We have each concocted our own form of hell from experiences of guilt or blame. The fall-out happened in the earliest stages of our lives when we got the message (usually from our guardians) that we were somehow insufficient. This prompted our first awful thought, bringing about the terror that is guilt from which we’ve been running since that point onwards.
One cannot underestimate the depth of this blame. With respect to the child’s already guiltless universe, doing something terrible is identical to killing all that is holy. With the absence of how to dissipate this biting feeling of guilt, we inevitably entered the realm of everyday society which operates as a guilt projection frame-work for unprocessed, unresolved guilt.
How the mechanism functions
This unprocessed, unresolved guilt is something that we have been burdened with since our adolescence.
We deny it, hide it, stifle it, and cast it on everyone else. We exist altogether in an aggressive, undermining world, yet we do not take responsibility for bettering it; it’s those other mongrels who are to be blamed for creating this “ugliness.”
With its tightening trepidation, unimportance, and stifled fierceness, this “competitive society” has the ability to hurt us mentally, in the event that we place ourselves in this blame game. The burden of our own unresolved guilt makes us powerless against the frame-work; it creates a constricted anticipation of discipline, which turns us defensive, and in turn, easier to manipulate.
Society’s most well-known hobby is contrasting itself with others in ways that make it appear to be great by correlation. This is only a frantic, unacceptable endeavour to adjust for our irksome feelings of inadequacy. This is taken advantage of by advertisers and publicists, who empower these endeavours, and guarantee fulfilment in purchasing their publicised items.
Consumerism, consequently, has a reason for keeping up this frame-work. Thus, our very distorted perception of beauty is generally aligned only with being fair-skinned.
We must acknowledge the existence of identity programming as a part of our lives, which pushes us towards deep-rooted hopelessness, yet it seems crazy to accept that an idea or activity could have such a hand in corrupting our consciousness. Indeed, anything other than the impression of our genuine unconditional innocence and superiority in our current state of awareness prompts madness.
Sadly, the socially-customised identity rejects this point of view as corrupt. It can’t escape the assessment of its own blame; it judges the dismissal of blame as a definitive liable act.

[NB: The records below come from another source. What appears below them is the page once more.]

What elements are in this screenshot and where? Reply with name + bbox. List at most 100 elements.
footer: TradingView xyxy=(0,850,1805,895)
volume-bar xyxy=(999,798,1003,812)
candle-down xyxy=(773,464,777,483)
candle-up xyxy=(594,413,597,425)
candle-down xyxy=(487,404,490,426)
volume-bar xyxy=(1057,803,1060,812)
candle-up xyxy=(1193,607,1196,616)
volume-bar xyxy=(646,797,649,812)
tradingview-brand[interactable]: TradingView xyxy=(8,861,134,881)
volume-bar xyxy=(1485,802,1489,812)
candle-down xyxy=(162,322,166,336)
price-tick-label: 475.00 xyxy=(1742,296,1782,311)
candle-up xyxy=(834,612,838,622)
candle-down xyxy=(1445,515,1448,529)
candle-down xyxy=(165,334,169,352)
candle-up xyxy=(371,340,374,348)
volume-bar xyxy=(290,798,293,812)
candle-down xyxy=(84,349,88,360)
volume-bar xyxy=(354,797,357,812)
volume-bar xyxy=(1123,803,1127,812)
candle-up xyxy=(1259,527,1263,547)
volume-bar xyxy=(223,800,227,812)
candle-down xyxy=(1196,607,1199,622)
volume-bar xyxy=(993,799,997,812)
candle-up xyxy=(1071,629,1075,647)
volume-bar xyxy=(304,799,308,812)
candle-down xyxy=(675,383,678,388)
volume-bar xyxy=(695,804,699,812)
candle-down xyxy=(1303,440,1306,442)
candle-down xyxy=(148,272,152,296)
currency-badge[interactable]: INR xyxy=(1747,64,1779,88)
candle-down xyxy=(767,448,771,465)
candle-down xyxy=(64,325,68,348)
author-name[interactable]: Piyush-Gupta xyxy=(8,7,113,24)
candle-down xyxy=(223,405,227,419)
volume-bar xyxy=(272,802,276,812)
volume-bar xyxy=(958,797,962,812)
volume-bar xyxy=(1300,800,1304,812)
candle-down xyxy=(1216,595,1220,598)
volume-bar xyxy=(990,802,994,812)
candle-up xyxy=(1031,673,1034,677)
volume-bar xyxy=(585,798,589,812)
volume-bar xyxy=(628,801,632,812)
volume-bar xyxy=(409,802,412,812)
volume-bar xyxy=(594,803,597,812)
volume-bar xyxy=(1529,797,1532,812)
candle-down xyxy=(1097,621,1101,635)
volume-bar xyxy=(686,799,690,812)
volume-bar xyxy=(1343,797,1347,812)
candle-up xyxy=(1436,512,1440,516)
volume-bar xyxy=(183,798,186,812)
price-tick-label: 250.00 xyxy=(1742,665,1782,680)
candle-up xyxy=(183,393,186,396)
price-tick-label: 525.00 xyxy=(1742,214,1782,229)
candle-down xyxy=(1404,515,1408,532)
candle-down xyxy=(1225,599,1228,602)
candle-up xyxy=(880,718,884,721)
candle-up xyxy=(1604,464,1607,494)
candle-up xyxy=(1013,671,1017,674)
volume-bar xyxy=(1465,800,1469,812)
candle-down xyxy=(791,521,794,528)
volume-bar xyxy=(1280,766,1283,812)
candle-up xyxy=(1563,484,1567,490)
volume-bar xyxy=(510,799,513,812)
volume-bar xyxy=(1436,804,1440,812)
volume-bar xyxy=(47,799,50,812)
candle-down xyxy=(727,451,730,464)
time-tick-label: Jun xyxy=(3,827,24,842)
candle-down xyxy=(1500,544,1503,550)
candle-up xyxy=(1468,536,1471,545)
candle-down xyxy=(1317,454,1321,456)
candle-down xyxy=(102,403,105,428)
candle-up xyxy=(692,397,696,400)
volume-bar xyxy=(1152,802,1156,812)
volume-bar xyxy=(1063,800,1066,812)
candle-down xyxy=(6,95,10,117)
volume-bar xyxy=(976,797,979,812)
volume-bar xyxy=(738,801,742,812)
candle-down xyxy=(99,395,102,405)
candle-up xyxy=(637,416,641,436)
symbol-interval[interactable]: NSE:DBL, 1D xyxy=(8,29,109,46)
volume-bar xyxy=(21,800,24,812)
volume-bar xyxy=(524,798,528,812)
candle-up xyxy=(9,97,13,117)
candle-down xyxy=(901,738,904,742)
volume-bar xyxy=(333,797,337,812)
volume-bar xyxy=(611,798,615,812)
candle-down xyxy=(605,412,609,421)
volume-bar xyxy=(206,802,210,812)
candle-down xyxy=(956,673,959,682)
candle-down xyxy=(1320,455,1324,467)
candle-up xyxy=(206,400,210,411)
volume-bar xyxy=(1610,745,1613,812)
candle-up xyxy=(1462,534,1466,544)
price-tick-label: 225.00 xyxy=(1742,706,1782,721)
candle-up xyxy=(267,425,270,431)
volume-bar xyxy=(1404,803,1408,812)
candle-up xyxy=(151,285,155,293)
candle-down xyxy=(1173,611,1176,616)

The concept of guilt initially grew as a component for social control, utilised for keeping the mass population in order. We can manage without it. In any case, we can anticipate questions such as: In what capacity will individuals refrain from doing awful things in the event that they don’t feel remorseful? Guilt most likely never stopped anybody from doing awful things. Insight, empathy, and fair laws appear to be better applicants for that purpose.

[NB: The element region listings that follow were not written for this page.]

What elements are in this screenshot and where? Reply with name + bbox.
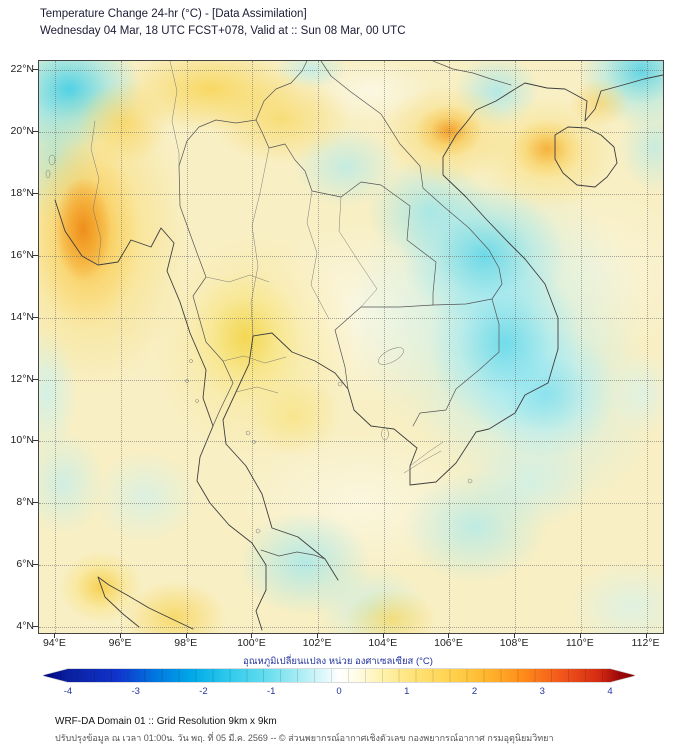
lon-axis-tick [448,633,450,638]
lat-axis-tick [33,131,38,133]
lon-tick-label: 108°E [499,637,529,649]
lon-axis-tick [514,633,516,638]
chart-subtitle: Wednesday 04 Mar, 18 UTC FCST+078, Valid… [40,25,406,37]
grid-line-horizontal [39,255,663,257]
grid-line-vertical [515,61,517,633]
colorbar-tick-label: 0 [336,686,342,697]
lat-axis-tick [33,564,38,566]
lon-tick-label: 112°E [631,637,660,649]
temperature-field [39,61,663,633]
lon-axis-tick [645,633,647,638]
lat-tick-label: 20°N [10,125,34,138]
lat-axis-tick [33,625,38,627]
grid-line-vertical [55,61,57,633]
colorbar-ticks: -4 -3 -2 -1 0 1 2 3 4 [43,686,635,698]
grid-line-vertical [646,61,648,633]
colorbar [43,669,635,682]
lon-axis-tick [579,633,581,638]
lon-axis-tick [54,633,56,638]
footer-credit: ปรับปรุงข้อมูล ณ เวลา 01:00น. วัน พฤ. ที… [55,733,554,743]
lon-tick-label: 106°E [434,637,463,649]
lon-axis-tick [251,633,253,638]
colorbar-gradient [43,669,635,682]
colorbar-tick-label: 4 [607,686,613,697]
grid-line-horizontal [39,132,663,134]
lat-tick-label: 4°N [16,619,34,632]
lon-axis-tick [185,633,187,638]
grid-lines [39,61,663,633]
lon-tick-label: 96°E [108,637,132,649]
lon-axis-tick [382,633,384,638]
grid-line-horizontal [39,626,663,628]
grid-line-vertical [186,61,188,633]
map-plot [38,60,664,634]
colorbar-tick-label: -4 [63,686,73,697]
chart-title: Temperature Change 24-hr (°C) - [Data As… [40,8,307,20]
grid-line-vertical [383,61,385,633]
footer-domain-info: WRF-DA Domain 01 :: Grid Resolution 9km … [55,716,277,727]
lat-axis-tick [33,316,38,318]
grid-line-horizontal [39,70,663,72]
lat-tick-label: 16°N [10,248,34,261]
grid-line-horizontal [39,317,663,319]
lat-axis-tick [33,192,38,194]
grid-line-horizontal [39,379,663,381]
lat-axis-tick [33,378,38,380]
colorbar-tick-label: 3 [539,686,545,697]
lon-tick-label: 110°E [565,637,594,649]
colorbar-label: อุณหภูมิเปลี่ยนแปลง หน่วย องศาเซลเซียส (… [243,656,433,667]
lat-axis-tick [33,502,38,504]
grid-line-vertical [449,61,451,633]
grid-line-vertical [580,61,582,633]
lon-axis-tick [120,633,122,638]
colorbar-tick-label: -1 [267,686,276,697]
grid-line-horizontal [39,441,663,443]
colorbar-tick-label: 1 [404,686,410,697]
lon-tick-label: 100°E [237,637,266,649]
grid-line-horizontal [39,503,663,505]
grid-line-horizontal [39,565,663,567]
lon-tick-label: 102°E [302,637,332,649]
colorbar-tick-label: -3 [131,686,140,697]
lon-axis-tick [317,633,319,638]
lat-axis-tick [33,254,38,256]
grid-line-vertical [318,61,320,633]
lat-tick-label: 10°N [10,434,34,447]
lon-tick-label: 94°E [42,637,66,649]
lat-tick-label: 22°N [10,63,34,76]
grid-line-vertical [121,61,123,633]
grid-line-horizontal [39,193,663,195]
colorbar-segments [43,669,635,682]
lon-tick-label: 104°E [368,637,398,649]
colorbar-tick-label: -2 [199,686,208,697]
lat-tick-label: 18°N [10,186,34,199]
grid-line-vertical [252,61,254,633]
lat-tick-label: 8°N [16,496,34,509]
lon-tick-label: 98°E [174,637,198,649]
lat-axis-tick [33,69,38,71]
lat-tick-label: 14°N [10,310,34,323]
country-boundaries [45,61,663,631]
lat-tick-label: 12°N [10,372,34,385]
colorbar-tick-label: 2 [471,686,478,697]
lat-tick-label: 6°N [16,558,34,571]
lat-axis-tick [33,440,38,442]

That is not to say we should be callous and insensitive, but it is meant to be a push towards the road to prevent us from being blamed for everything, to undo the way society uses guilt, to help us awaken from our socially-modified stupor, and to sense and experience the peaceful immunity of our innocence.
The work of innocence
An approach to combat this guilt mechanism is to plainly quit projecting it. Most of us take potentially dangerous social indoctrination to varying extents, at times prompting shocking results and substantial psychological damage.

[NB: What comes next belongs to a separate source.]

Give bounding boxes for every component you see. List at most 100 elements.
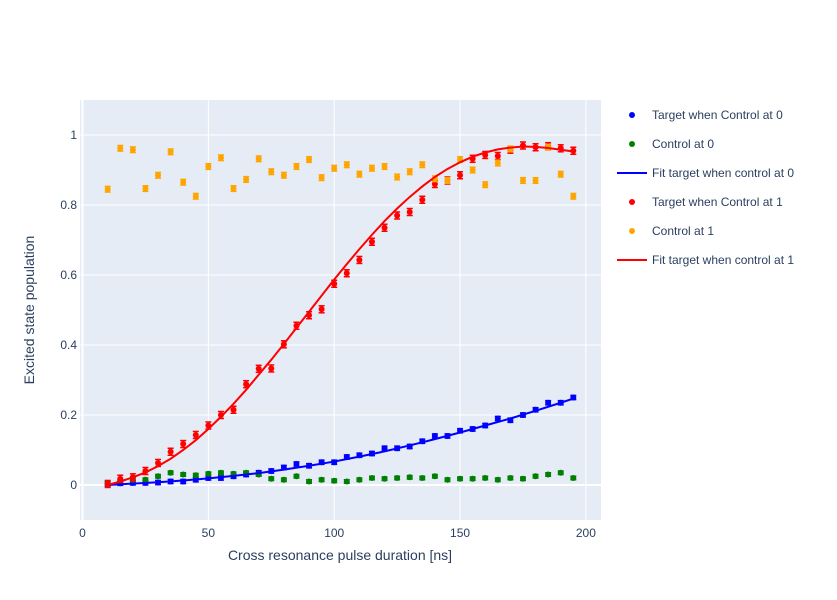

Putting guilt on the individuals out there as the liable ones will just keep us oppressed. It is better to honestly unwind and uncover this broken social calibration.
So embedded is this mechanism of guilt, that it will take more than one snippet of rational soundness to fix its consequences. It will return, as will the projection of it. Yet, every instance of virtuousness facilitates the ineffectiveness of the guilt mechanism, and lessens its ridiculous after-effects.